WM 2026 Halbfinale: Noch sechs Bundesliga-Spieler dabei – Premier League vorn

Bei dieser Fußball-WM 2026 spielt die Bundesliga unter den Topligen nur noch eine Nebenrolle. Von den vier Halbfinalisten stehen lediglich sechs Profis bei deutschen Klubs unter Vertrag, während die Premier League mit 41 Spielern klar vor der spanischen La Liga mit 28 und der französischen Ligue 1 mit 13 führt. Zusammen mit der italienischen Serie A reicht das für Rang vier.

Englands Harry Kane applaudiert nach dem Schlusspfiff in Richtung der Fans im Stadion von Miami Gardens.
Harry Kane bedankt sich nach dem 2:1-Sieg im WM-Viertelfinale gegen Norwegen bei den englischen Fans in Miami. Foto: Justin Setterfield/Getty Images

Trotz der überschaubaren Zahl wird die Bundesliga am Ende sicher einen Weltmeister stellen. Das Sextett verteilt sich nämlich auf alle vier Halbfinalisten, sodass in jedem der verbliebenen Teams mindestens ein Akteur mit Deutschland-Vertrag steht. Besonders eng ist der Bezug zu Bayern München und Bayer Leverkusen, denn genau diese beiden Vereine stellen den Großteil der deutschen Klubspieler im Turnier-Endspurt.

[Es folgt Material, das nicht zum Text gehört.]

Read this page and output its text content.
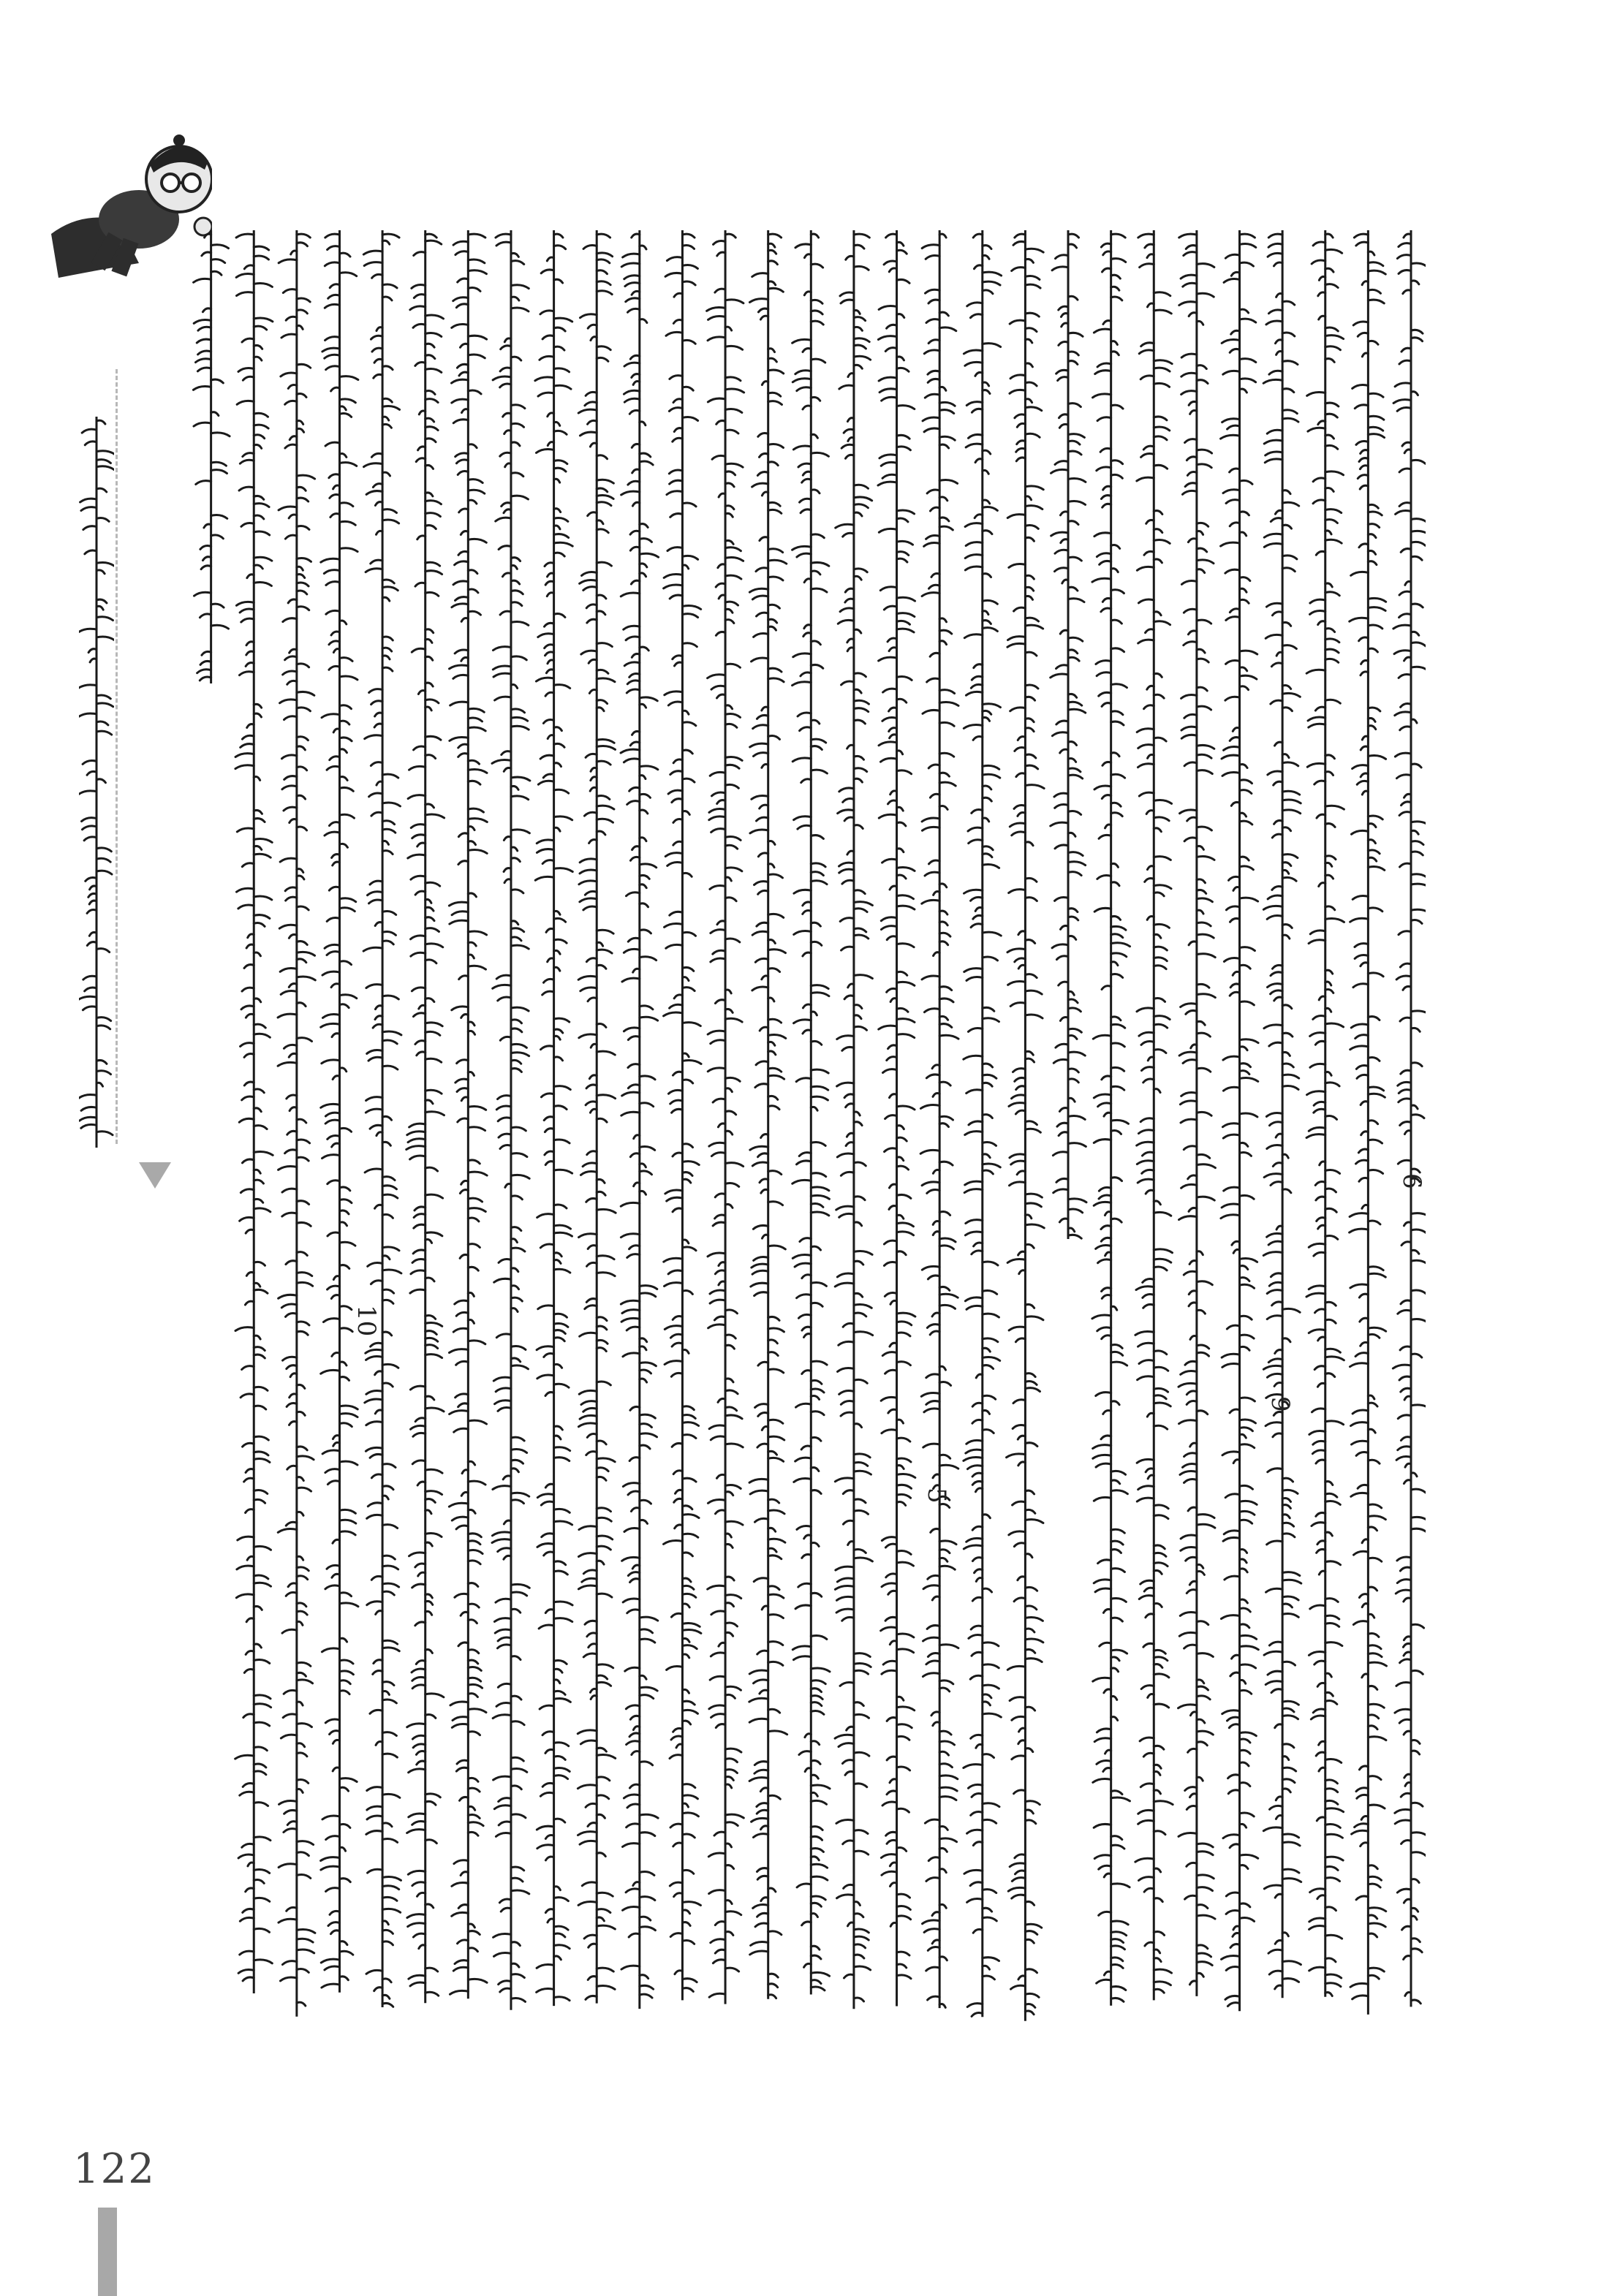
6
9
5
10
122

England und Frankreich mit je zwei Deutschland-Legionären

Im englischen Kader stehen mit Harry Kane vom FC Bayern und Jarell Quansah von Bayer Leverkusen zwei Spieler, die in Deutschland unter Vertrag stehen. Dasselbe gilt für Frankreich, wo Michael Olise und Dayot Upamecano beide für den FC Bayern auflaufen. Auch die übrigen beiden Bundesliga-Akteure in den Halbfinals sind klar zuzuordnen: Alejandro Grimaldo von Bayer Leverkusen, der seit dem 1. Juli bei Atlético Madrid spielt, und Exequiel Palacios ebenfalls von Bayer Leverkusen. Palacios steht mit Argentinien im Rennen um den Titel.

  • Premier League (England) – 41 Spieler

  • La Liga (Spanien) – 28 Spieler

  • Ligue 1 (Frankreich) – 13 Spieler

  • Bundesliga (Deutschland) – 6 Spieler

  • Serie A (Italien) – 6 Spieler

Frankreichs Michael Olise behauptet den Ball gegen Marokkos Brahim Díaz im Viertelfinale der WM 2026 am 9. Juli 2026 im Boston Stadium in Foxborough. (Kevin C. Cox / Getty Images North America via Getty Images)
Frankreichs Michael Olise behauptet den Ball gegen Marokkos Brahim Díaz im Viertelfinale der WM 2026 am 9. Juli 2026 im Boston Stadium in Foxborough. (Kevin C. Cox / Getty Images North America via Getty Images)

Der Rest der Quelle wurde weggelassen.